Kultur Patriarki jadikan hambatan kesetaraan dan kesejahteraan hak perempuan. Menyoal masih lemahnya perlindungan hukum pada kaum perempuan, Nina menyebut, budaya patriarki di Indonesia menjadi bagian dari ketertindasan perempuan dalam hal menuntut hak.
“Coba kita lihat, yang duduk di DPRD Kaltim, apa perempuan sudah memenuhi 30 persen? Belum kan! Perempuan itu menjadi syarat mutlak untuk menciptakan kebijakan public yang ramah dan sensitif pada kepentingan perempuan. Kalau wakil perempuan berjumlah minim, maka keputusan pengambil kebijakan cenderung akan lebih sulit untuk memahami apa yang menjadi kecenderungan kebutuhan perempuan,” jelasnya
“Tracking saja, apakah wakil rakyat di legislatif itu para kaum laki-laki ada yang fokus kepada hak perempuan? Sudah kah? Apa saja?” lanjutnya
Paradigma Patriarki yang Mengakar
Dikatakan oleh Nina, rendahnya keterwakilan perempuan di ranah politik dapat dijelaskan ke dalam dua pengertian. Pertama, masih mengakar kuatnya paradigma patriarki di sebagian besar masyarakat Indonesia. Pola pikir patriarki cenderung menempatkan perempuan di bawah kekuasaan laki-laki. Perempuan dicitrakan sekaligus diposisikan sebagai pihak yang tidak memiliki otonomi dan kemandirian di semua bidang, termasuk politik.
“Hari-hari mainan saya di DPRD, mau provinsi atau kota kabupaten, saya suka diskusi sama para dewan, perempuan atau laki-laki. Masih monoton. Ikut-ikut dari pusat. Perda apa yang mereka lahirkan untuk kesetaraan perempuan? Belum ada!” tegasnya.
Kesetaraan perempuan yang masih tersandra di regulasi kebijakan.
Kaltim sendiri, sebut Nina, merendahnya partisipan politik perempuan dari mayoritas perempuan membuat kecenderungan penurunan perjuangan perempuan. Hal itu lantaran, budaya yang mengakar di Indonesia khususnya Kaltim, apa lagi di wilayah akar rumput atau pedesaan, di mana menjadi basis besar suara perempuan itu masih memiliki nilai tabu terhadap politik itu sendiri.
“Sekarang Kaltim ada 55 anggota Dewan, jika ikut dengan 30 persen, maka jumlah kursi yang berhasil diduduki oleh legislator perempuan itu sudah jelas masih jauh dari nilai tersebut. DPRD Kaltim saja cuma ada 11 kursi legislatif perempuannya,” tuang Nina
Presentasi jumlah legislatif perempuan di DPRD Kaltim saat ini, disebut Nina, belum mampu menggiring kebijakan untuk membantu hak penuh perempuan.

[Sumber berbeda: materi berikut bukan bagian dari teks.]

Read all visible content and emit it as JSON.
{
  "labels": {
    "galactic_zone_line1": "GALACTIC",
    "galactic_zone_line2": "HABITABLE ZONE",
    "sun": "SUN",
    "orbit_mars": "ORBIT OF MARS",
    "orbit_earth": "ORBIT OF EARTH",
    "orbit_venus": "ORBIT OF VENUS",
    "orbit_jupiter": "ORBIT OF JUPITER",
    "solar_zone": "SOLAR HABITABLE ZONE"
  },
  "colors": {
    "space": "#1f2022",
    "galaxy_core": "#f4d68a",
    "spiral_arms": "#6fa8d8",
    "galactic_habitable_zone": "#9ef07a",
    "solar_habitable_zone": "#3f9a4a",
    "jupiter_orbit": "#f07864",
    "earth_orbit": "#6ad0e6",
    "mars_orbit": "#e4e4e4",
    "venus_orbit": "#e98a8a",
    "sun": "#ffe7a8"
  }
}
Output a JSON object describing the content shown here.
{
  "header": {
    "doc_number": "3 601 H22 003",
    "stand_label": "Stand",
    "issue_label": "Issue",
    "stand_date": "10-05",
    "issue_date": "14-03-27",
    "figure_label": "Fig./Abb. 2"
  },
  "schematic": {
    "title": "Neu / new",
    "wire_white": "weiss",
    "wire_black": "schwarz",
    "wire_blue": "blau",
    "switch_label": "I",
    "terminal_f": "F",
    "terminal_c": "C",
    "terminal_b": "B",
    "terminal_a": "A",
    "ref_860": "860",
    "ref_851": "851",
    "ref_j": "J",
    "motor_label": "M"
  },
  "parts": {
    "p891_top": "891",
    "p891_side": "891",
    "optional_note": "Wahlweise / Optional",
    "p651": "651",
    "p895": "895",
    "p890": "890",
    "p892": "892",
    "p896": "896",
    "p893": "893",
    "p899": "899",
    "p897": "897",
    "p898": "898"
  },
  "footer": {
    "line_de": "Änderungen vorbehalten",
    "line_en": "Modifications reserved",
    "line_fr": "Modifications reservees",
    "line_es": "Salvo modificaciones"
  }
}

“Kita masih tersandra oleh kebijakan yang mereka buat. Karena, wakil suara kita tidak cenderung pada hal sensitif keperempuanan,” bebernya
“Coba saja rakyat itu paham, bahwa gerakan perempuan itu, mampu untuk mengatasi hampir 50 persen akar menuju kesejahteraan,” tutupnya
Perlawanan Kesetaraan di Wakil Rakyat
Dilansir dari Detik, salah satu penulis, Kurniawati Hastuti Dewi dalam bukunya Indonesian Women and Local Politics menyebutkan bahwa agenda mendesak yang harus dilakukan untuk mengakhiri praktik dominasi laki-laki dalam perpolitikan nasional adalah membentuk sebuah jejaring gerakan perempuan yang melibatkan berbagai elemen masyarakat. Hal ini menjadi penting mengingat selama ini gerakan perempuan cenderung terpecah-pecah oleh perbedaan isu dan wacana yang diangkat.

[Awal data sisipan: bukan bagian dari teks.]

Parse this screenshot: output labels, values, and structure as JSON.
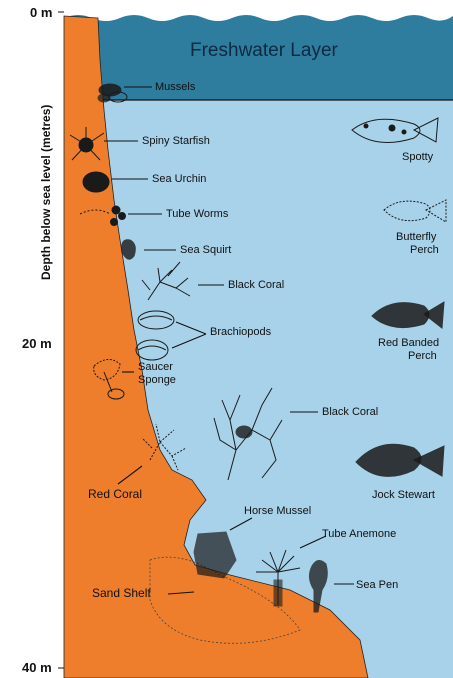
{
  "colors": {
    "freshwater": "#2f7d9e",
    "seawater": "#a8d2ea",
    "rock": "#ee7e2c",
    "ink": "#1a1a1a"
  },
  "freshwater_layer": {
    "label": "Freshwater Layer"
  },
  "depth_axis": {
    "label": "Depth below sea level (metres)",
    "ticks": [
      "0 m",
      "20 m",
      "40 m"
    ]
  },
  "organisms": [
    {
      "name": "Mussels"
    },
    {
      "name": "Spiny Starfish"
    },
    {
      "name": "Sea Urchin"
    },
    {
      "name": "Tube Worms"
    },
    {
      "name": "Sea Squirt"
    },
    {
      "name": "Black Coral"
    },
    {
      "name": "Brachiopods"
    },
    {
      "name": "Saucer Sponge"
    },
    {
      "name": "Black Coral"
    },
    {
      "name": "Red Coral"
    },
    {
      "name": "Horse Mussel"
    },
    {
      "name": "Tube Anemone"
    },
    {
      "name": "Sea Pen"
    },
    {
      "name": "Sand Shelf"
    }
  ],
  "fish": [
    {
      "name": "Spotty"
    },
    {
      "name": "Butterfly Perch"
    },
    {
      "name": "Red Banded Perch"
    },
    {
      "name": "Jock Stewart"
    }
  ]
}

Dalam lingkup yang lebih luas, diperlukan pula sebuah gerakan yang membangkitkan kesadaran publik akan pentingnya praktik politik berbasis keadilan gender. Persepsi publik bahwa perempuan adalah makhluk domestik yang tidak cocok dengan dunia politik mutlak harus diakhiri. Begitu pula tafsir keagamaan yang cenderung mengidentikkan kepemimpinan dengan maskulinitas idealnya harus digeser ke perspektif yang lebih sensitif gender. (*)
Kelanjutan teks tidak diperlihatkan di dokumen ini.